Nel mondo delle batterie l’innovazione non si ferma mai, la tecnologia potrebbe presto fare un salto notevole grazie a un’idea tanto ambiziosa quanto rivoluzionaria: l’utilizzo delle scorie nucleari per creare batterie. Si tratta di una prospettiva che potrebbe risolvere due problemi contemporaneamente, ovvero lo smaltimento dei rifiuti radioattivi e la necessità di batterie di lunga durata, con potenziali applicazioni che vanno ben oltre l’elettronica di consumo.
Come funzionano le batterie nucleari
Le scorie nucleari, universalmente riconosciute come uno dei residui più insidiosi e problematici prodotti dall’attività umana, hanno da sempre rappresentato una sfida complessa per la comunità scientifica e per la società nel suo insieme; tuttavia, recenti sviluppi nel campo della ricerca hanno aperto scenari inaspettati, suggerendo la possibilità di trasformare questi rifiuti altamente inquinanti in una risorsa energetica preziosa.

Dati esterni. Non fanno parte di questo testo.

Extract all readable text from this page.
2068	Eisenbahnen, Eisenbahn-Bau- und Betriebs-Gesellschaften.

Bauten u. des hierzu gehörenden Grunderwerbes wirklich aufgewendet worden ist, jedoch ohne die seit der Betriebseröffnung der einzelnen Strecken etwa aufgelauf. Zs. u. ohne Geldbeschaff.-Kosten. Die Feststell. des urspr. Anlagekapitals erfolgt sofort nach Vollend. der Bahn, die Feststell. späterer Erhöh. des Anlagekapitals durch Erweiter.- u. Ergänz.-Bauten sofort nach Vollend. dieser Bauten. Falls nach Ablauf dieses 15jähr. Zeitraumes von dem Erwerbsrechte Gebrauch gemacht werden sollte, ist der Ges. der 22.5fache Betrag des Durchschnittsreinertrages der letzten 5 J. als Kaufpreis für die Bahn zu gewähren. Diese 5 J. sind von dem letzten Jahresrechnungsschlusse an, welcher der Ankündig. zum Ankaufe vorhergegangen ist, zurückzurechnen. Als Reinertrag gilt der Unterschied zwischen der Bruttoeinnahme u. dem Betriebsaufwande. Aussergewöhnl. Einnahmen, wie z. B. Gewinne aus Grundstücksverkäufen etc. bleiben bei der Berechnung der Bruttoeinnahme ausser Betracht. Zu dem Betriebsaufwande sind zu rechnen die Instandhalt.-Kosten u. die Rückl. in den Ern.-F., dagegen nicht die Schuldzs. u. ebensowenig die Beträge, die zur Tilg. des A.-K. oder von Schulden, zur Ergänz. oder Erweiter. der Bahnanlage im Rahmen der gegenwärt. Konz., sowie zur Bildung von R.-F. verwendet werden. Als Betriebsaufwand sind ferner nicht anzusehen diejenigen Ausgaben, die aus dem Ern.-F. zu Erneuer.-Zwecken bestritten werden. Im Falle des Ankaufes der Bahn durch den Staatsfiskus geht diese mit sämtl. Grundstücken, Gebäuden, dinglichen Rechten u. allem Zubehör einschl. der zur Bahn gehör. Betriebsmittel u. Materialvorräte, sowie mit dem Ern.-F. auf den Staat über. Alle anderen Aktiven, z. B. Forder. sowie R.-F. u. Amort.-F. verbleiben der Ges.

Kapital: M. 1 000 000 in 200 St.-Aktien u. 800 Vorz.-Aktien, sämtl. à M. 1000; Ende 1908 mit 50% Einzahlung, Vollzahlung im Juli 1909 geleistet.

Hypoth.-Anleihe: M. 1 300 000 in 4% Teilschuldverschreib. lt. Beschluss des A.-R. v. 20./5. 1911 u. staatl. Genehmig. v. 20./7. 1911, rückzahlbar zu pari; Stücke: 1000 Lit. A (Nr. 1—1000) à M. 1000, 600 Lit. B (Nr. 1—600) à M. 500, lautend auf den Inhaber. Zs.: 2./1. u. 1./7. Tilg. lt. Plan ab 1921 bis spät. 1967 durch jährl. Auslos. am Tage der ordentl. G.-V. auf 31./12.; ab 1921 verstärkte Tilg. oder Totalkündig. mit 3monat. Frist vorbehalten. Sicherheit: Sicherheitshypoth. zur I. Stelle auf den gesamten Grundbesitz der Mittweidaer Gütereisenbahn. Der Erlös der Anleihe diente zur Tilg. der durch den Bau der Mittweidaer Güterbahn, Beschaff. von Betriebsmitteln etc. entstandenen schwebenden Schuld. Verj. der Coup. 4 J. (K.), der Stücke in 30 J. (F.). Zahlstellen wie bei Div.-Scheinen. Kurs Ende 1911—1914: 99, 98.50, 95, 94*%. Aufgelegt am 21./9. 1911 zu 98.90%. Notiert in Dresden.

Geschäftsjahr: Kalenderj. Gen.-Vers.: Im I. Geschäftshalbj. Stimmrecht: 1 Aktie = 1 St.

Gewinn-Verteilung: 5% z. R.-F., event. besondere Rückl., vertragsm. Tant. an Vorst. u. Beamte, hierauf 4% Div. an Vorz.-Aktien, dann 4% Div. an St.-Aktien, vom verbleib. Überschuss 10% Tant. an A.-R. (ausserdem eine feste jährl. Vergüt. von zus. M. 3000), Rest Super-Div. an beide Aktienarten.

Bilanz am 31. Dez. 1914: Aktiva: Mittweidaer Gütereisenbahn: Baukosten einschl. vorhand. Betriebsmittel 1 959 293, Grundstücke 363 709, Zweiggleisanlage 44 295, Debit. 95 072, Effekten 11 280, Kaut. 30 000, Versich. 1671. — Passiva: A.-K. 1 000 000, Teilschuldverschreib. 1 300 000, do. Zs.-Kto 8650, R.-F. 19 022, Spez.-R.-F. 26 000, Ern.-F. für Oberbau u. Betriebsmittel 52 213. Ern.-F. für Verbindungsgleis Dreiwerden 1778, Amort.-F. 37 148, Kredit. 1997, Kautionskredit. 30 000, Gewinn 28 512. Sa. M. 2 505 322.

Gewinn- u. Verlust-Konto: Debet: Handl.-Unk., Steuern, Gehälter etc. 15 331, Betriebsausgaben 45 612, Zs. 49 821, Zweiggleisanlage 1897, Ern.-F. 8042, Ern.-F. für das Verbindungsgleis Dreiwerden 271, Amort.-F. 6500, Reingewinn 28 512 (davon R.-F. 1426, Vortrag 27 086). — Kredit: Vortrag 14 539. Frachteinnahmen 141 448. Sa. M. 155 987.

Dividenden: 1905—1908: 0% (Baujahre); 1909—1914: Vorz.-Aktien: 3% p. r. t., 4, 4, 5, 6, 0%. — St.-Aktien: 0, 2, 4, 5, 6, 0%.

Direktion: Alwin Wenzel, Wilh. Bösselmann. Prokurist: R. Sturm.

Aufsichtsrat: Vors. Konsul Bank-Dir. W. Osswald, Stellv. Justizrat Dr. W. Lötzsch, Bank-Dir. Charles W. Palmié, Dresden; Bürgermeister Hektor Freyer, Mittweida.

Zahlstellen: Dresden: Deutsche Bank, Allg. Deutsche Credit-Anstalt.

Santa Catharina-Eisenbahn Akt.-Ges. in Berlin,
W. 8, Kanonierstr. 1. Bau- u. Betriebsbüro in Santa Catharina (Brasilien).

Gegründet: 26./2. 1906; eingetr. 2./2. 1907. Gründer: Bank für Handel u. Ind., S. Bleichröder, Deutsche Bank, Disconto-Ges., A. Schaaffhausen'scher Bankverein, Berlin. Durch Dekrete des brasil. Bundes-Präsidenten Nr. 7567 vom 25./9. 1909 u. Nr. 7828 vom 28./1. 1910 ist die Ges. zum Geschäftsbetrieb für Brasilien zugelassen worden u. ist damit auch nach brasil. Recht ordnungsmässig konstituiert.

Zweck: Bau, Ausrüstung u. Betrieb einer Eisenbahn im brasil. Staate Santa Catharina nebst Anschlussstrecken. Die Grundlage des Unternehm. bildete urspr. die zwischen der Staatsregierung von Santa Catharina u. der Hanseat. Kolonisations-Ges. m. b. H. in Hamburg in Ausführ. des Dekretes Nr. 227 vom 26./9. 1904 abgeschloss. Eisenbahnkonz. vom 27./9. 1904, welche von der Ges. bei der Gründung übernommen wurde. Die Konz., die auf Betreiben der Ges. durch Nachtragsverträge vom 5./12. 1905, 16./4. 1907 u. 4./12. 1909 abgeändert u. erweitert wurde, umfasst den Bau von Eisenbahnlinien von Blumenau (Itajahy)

In questo frangente, i ricercatori della Ohio State University negli Stati Uniti, hanno compiuto un passo avanti significativo, dimostrando la fattibilità di convertire l’energia nucleare in elettricità attraverso un processo innovativo basato sull’emissione di luce.
Il cuore di questa tecnologia risiede nell’impiego di cristalli scintillatori, materiali capaci di emettere luce quando vengono attraversati da fotoni ad alta energia o da particelle cariche, e di celle solari, dispositivi in grado di convertire la luce in elettricità; come fonte di radiazione i ricercatori hanno scelto il cesio-137 e il cobalto-60, due isotopi radioattivi presenti nelle scorie nucleari, dimostrando che questi materiali possono diventare la chiave per una nuova forma di energia.
I test condotti presso il Nuclear Reactor Laboratory della Ohio State University hanno fornito risultati incoraggianti: la radiazione gamma emessa dalle scorie nucleari è stata catturata e convertita in energia elettrica sufficiente ad alimentare piccoli dispositivi elettronici, come i microchip; nello specifico, la batteria ha generato 288 nanowatt utilizzando il cesio-137 e 1,5 microwatt con il cobalto-60, una quantità di energia sufficiente per accendere un piccolo sensore.
Sebbene l’applicazione di questa tecnologia su larga scala non sia prevista nel breve termine, i ricercatori intravedono un potenziale significativo per utilizzi specializzati, come l’alimentazione di dispositivi in aree remote o in ambienti estremi, ad esempio nei pressi dei siti di stoccaggio delle scorie nucleari o in missioni di esplorazione spaziale e sottomarina; inoltre, ulteriori ricerche sono in corso per ottimizzare la forma e le dimensioni dei cristalli scintillatori e delle celle solari (che sembrano influenzare notevolmente l’output elettrico finale), con l’obiettivo di aumentare l’efficienza di conversione e la quantità di energia prodotta.
In conclusione, la scoperta della Ohio State University rappresenta un passo avanti importante verso un futuro in cui le scorie nucleari, da problema ambientale, potrebbero trasformarsi in una risorsa energetica preziosa, aprendo la strada a nuove applicazioni e contribuendo alla ricerca di soluzioni sostenibili per la produzione di energia.